From: Maxime Boissonneault <maxime.boissonneault@calculquebec.ca>
To: Rhys Ulerich <rhys.ulerich@gmail.com>
Cc: gsl-discuss@sourceware.org
Subject: Re: Adding OpenMP support for some of the GSL functions
Date: Thu, 13 Dec 2012 21:14:00 -0000 [thread overview]
Message-ID: <50CA452B.6070601@calculquebec.ca> (raw)
In-Reply-To: <50CA4313.30708@calculquebec.ca>
Hi again,
Since I noticed that the OpenMP version did not have a balanced workload
amongst thread (which may have to do with data locality, memory
affinity, etc.), I added the clause "schedule(runtime)" to each of my
pragmas.
At runtime, defining the environment variable OMP_SCHEDULE="guided,1", I
got the slightly better runtime of 57s with the OpenMP version.
Maxime
Le 2012-12-13 16:05, Maxime Boissonneault a écrit :
> Hi Rhys,
> I did the comparison you requested.

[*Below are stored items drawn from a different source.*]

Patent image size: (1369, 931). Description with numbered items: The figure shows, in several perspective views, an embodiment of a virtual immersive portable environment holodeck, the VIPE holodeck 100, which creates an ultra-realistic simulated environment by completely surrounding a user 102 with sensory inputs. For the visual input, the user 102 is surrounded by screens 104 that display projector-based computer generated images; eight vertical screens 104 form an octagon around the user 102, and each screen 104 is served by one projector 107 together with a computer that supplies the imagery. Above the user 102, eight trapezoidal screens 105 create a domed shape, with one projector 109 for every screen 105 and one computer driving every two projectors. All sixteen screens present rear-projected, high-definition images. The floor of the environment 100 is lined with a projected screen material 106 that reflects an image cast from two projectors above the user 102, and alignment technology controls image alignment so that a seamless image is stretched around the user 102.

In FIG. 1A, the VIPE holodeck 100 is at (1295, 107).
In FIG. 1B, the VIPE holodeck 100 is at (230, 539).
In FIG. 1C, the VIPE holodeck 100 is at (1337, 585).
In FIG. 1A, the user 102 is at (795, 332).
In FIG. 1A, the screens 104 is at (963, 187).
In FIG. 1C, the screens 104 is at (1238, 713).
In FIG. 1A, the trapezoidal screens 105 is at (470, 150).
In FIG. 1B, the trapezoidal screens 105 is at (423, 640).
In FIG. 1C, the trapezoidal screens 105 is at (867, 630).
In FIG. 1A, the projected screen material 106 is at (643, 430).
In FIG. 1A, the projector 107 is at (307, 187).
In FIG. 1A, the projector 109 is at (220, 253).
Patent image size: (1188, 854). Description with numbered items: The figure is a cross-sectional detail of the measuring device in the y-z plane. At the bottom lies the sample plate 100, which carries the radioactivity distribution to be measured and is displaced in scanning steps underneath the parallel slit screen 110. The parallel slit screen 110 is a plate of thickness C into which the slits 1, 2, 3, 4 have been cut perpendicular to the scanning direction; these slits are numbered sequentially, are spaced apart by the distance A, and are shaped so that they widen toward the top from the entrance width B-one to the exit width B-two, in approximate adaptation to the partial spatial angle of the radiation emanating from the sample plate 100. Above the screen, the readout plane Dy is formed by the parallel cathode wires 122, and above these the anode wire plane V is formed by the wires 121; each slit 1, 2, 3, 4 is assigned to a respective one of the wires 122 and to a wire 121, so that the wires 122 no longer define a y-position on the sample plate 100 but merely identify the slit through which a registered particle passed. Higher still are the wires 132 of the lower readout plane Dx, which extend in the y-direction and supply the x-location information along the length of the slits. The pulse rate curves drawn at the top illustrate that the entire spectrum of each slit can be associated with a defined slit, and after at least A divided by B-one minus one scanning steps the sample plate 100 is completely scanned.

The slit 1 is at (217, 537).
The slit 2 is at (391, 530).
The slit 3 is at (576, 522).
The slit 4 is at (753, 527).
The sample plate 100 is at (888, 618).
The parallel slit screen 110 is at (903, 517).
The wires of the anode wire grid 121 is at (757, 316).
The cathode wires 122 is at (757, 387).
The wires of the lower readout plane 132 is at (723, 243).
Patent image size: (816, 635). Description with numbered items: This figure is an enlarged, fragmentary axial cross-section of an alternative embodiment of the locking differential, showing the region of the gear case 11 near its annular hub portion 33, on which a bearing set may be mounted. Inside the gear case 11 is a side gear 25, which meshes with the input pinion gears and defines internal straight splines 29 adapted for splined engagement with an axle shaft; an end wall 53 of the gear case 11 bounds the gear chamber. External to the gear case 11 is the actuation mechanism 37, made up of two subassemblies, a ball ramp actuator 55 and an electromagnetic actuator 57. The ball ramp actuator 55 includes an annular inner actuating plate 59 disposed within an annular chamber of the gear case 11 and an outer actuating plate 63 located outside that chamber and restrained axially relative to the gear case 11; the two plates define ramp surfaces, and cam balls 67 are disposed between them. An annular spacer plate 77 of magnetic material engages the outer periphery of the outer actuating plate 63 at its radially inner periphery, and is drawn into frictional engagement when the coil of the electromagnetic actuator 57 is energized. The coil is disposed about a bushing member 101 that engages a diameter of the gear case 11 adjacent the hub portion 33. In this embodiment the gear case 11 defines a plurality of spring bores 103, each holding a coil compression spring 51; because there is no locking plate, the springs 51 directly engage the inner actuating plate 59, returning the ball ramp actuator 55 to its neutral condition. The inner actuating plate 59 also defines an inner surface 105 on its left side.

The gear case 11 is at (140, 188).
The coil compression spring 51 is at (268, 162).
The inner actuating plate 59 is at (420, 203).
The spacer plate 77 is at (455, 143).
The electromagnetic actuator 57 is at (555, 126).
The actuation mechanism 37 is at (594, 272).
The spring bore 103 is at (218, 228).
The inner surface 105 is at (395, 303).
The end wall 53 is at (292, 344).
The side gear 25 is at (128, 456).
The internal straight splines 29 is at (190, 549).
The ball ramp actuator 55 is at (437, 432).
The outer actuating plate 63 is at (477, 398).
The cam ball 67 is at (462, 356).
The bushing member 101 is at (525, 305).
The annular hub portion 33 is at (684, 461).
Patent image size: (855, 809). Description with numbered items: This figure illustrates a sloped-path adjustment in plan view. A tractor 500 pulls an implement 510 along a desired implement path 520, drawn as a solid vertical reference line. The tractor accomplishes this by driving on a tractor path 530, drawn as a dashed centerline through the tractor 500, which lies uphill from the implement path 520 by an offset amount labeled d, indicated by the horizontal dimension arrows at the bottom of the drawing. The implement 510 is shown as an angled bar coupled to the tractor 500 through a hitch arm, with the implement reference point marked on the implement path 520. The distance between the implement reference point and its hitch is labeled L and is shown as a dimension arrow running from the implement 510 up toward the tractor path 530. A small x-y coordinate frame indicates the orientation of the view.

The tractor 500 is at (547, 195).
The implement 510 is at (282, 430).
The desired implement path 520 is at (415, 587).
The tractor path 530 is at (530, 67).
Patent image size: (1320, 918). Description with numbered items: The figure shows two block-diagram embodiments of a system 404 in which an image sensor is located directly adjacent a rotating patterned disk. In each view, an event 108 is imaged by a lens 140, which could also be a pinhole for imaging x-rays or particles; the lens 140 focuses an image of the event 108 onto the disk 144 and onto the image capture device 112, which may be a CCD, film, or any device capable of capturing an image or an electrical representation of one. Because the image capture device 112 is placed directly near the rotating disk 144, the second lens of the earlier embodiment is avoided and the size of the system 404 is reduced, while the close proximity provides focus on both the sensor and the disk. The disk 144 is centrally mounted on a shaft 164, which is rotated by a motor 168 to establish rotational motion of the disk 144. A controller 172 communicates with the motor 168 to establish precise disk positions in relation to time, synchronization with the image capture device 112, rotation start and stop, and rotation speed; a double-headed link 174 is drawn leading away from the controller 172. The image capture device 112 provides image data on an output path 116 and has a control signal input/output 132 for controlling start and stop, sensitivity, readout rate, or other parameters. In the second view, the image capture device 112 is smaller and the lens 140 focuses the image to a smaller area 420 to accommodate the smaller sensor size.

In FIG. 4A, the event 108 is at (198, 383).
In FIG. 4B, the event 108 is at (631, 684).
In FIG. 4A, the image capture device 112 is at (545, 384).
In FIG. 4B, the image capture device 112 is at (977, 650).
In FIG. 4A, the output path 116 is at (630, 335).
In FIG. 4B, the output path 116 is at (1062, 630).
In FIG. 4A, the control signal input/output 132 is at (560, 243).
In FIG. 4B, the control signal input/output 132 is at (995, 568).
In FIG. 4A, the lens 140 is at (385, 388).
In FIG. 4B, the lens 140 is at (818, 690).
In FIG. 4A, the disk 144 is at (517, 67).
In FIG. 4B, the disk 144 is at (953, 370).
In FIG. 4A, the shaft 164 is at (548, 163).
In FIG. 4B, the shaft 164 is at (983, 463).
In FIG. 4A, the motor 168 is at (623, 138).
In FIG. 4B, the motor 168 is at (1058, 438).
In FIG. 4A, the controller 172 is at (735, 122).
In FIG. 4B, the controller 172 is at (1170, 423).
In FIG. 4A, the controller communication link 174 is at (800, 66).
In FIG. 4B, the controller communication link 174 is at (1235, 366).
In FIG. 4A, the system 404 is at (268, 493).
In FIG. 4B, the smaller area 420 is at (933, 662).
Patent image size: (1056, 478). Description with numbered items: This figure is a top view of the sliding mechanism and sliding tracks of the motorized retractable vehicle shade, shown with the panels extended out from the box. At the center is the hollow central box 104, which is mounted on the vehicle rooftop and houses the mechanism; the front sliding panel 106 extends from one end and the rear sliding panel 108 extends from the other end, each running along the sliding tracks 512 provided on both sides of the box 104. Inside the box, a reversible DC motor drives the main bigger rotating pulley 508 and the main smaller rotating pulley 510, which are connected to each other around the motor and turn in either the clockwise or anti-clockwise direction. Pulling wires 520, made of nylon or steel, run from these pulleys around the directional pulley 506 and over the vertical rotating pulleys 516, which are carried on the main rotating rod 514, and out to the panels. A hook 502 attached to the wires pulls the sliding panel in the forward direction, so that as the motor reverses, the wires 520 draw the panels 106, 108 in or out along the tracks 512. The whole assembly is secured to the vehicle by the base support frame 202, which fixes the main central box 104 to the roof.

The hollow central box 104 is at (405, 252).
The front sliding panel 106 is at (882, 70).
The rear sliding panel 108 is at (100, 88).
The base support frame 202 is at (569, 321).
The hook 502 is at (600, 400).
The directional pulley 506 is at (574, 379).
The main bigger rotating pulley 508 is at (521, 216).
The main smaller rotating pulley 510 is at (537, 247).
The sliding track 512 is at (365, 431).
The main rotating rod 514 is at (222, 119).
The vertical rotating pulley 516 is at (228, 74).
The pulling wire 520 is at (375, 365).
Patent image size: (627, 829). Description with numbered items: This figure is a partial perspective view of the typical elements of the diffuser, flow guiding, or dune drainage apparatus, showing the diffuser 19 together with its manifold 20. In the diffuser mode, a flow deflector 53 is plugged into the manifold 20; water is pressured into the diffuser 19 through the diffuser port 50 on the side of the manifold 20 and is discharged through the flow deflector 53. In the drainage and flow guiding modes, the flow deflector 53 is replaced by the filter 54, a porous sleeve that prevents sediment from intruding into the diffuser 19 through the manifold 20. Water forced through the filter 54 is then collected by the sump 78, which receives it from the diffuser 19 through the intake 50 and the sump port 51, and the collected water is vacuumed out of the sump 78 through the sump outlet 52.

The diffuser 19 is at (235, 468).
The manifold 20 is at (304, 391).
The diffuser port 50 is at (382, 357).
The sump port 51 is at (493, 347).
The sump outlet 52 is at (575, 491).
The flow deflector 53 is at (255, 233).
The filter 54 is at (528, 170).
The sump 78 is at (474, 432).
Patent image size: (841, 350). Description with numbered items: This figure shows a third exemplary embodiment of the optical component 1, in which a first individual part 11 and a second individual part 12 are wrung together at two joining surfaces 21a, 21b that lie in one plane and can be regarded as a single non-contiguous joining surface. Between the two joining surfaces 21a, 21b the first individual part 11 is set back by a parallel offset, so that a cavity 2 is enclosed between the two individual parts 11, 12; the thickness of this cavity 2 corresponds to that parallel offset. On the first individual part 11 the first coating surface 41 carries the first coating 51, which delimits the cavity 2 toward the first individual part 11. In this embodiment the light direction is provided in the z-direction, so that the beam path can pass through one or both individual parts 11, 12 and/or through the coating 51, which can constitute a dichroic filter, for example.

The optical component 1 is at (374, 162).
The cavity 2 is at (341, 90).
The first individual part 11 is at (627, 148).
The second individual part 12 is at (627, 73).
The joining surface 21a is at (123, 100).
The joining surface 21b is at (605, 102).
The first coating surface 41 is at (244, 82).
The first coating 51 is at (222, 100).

Here is the load balancing
> information for my test run :
> These were all obtained with gcc 4.7.2. The total times for the runs
> were :
> - Without vectorization or OpenMP : 1m21s
> - With vectorization : 1m14s
> - With OpenMP : 1m01s
>
> Here is load-balance information obtained with OpenSpeedshop.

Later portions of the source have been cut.